In such circumstances, rapid emptying of the bowel might limit in absorption. The preferred technique is ‘whole gut lavage’ in which normal saline is given by nasogastric tube at a rate of 2 litres an hour (Woo et al. 1976). Although this technique is readily controlled and rapidly effective in emptying the bowel in conscious patients being prepared for abdominal surgery, its efficacy in removing un-absorbed drug has yet to be established. It may not be effective and could possibly be dangerous in poisoned patients with grossly depressed gas­trointestinal motility.

Activated Charcoal

Oral activated charcoalActivated charcoal has great adsorptive ca­pacity and can reduce the absorption of many compounds if taken orally at the same time (Neuvonen 1982; Pond 1986). The charcoal must be given in great excess (at least 10 times the weight of the drug) and efficacy falls off rap­idly as the time interval between ingestion of the poison and administration of the charcoal increases. After 1 hour, there is little inhibitory effect on the absorption of most drugs, although a significant reduction has been reported with phenytoin.

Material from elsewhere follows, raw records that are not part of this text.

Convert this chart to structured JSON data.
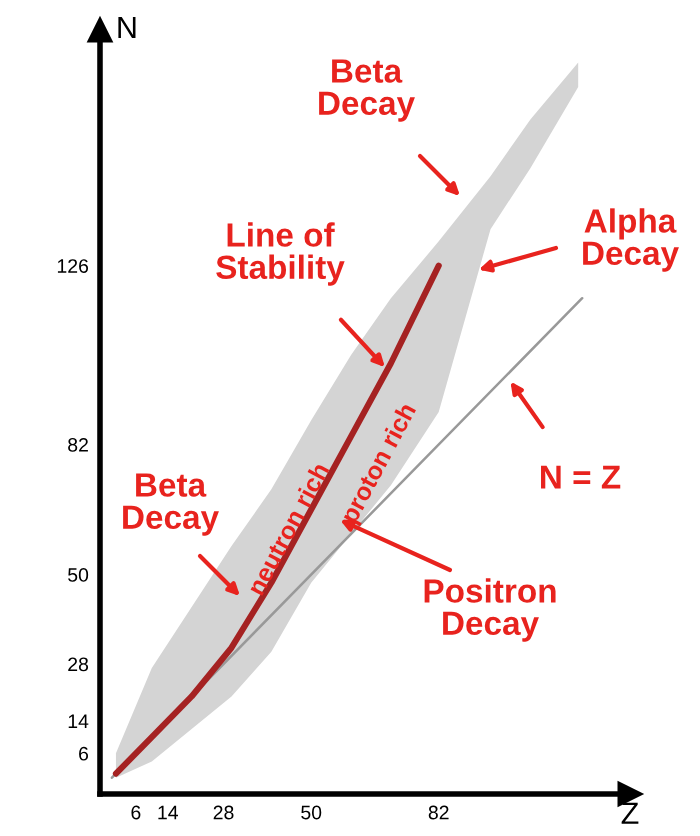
{
  "chart_data": {
    "type": "line",
    "xlabel": "Z",
    "ylabel": "N",
    "xlim": [
      -3,
      130
    ],
    "ylim": [
      -4,
      184
    ],
    "xticks": [
      6,
      14,
      28,
      50,
      82
    ],
    "yticks": [
      6,
      14,
      28,
      50,
      82,
      126
    ],
    "grid": false,
    "legend": false,
    "marker": "none",
    "line_style": "solid",
    "series": [
      {
        "color": "#999999",
        "x": [
          0,
          118
        ],
        "values": [
          0,
          118
        ]
      },
      {
        "color": "#a52222",
        "x": [
          1,
          10,
          20,
          30,
          40,
          50,
          60,
          70,
          82,
          95,
          105,
          117
        ],
        "values": [
          1,
          10,
          20,
          32,
          48,
          66,
          84,
          102,
          126,
          null,
          null,
          null
        ],
        "lower": [
          0,
          4,
          12,
          20,
          31,
          48,
          60,
          72,
          90,
          135,
          150,
          170
        ],
        "upper": [
          6,
          27,
          42,
          57,
          71,
          88,
          104,
          118,
          132,
          148,
          162,
          176
        ]
      }
    ],
    "annotations": [
      "Beta\nDecay",
      {
        "text": "Alpha\nDecay",
        "x": 92,
        "y": 125
      },
      {
        "text": "Line of\nStability",
        "x": 68.5,
        "y": 101
      },
      "Beta\nDecay",
      "Positron\nDecay",
      {
        "text": "N = Z",
        "x": 100,
        "y": 97.5
      },
      "neutron rich",
      "proton rich"
    ]
  }
}
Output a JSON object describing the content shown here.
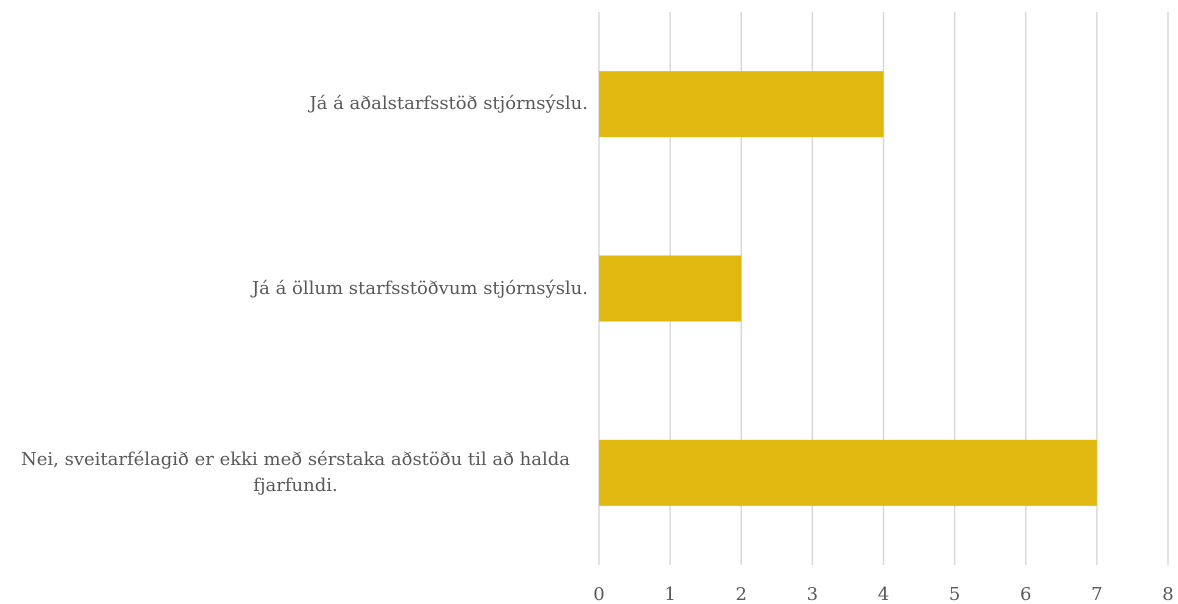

The time interval during which ac­tivated charcoal can significantly reduce ab­sorption following overdosage may be increased by the presence of food in the stomach (Olkkola & Neuvonen 1984). Oral activated charcoal ap­pears to be as effective as emesis induced by syrup of ipecac in limiting absorption (Neuvo­nen et al. 1983), but its administration after gas­tric lavage is of little or no benefit (Comstock et al. 1982).

Although the delay between inges­tion of the drug and arrival in hospital is usually such that significant reduction in absorption by oral activated charcoal is unlikely, there is no contraindication to its use and repeated admin­istration greatly increases the elimination of some drugs.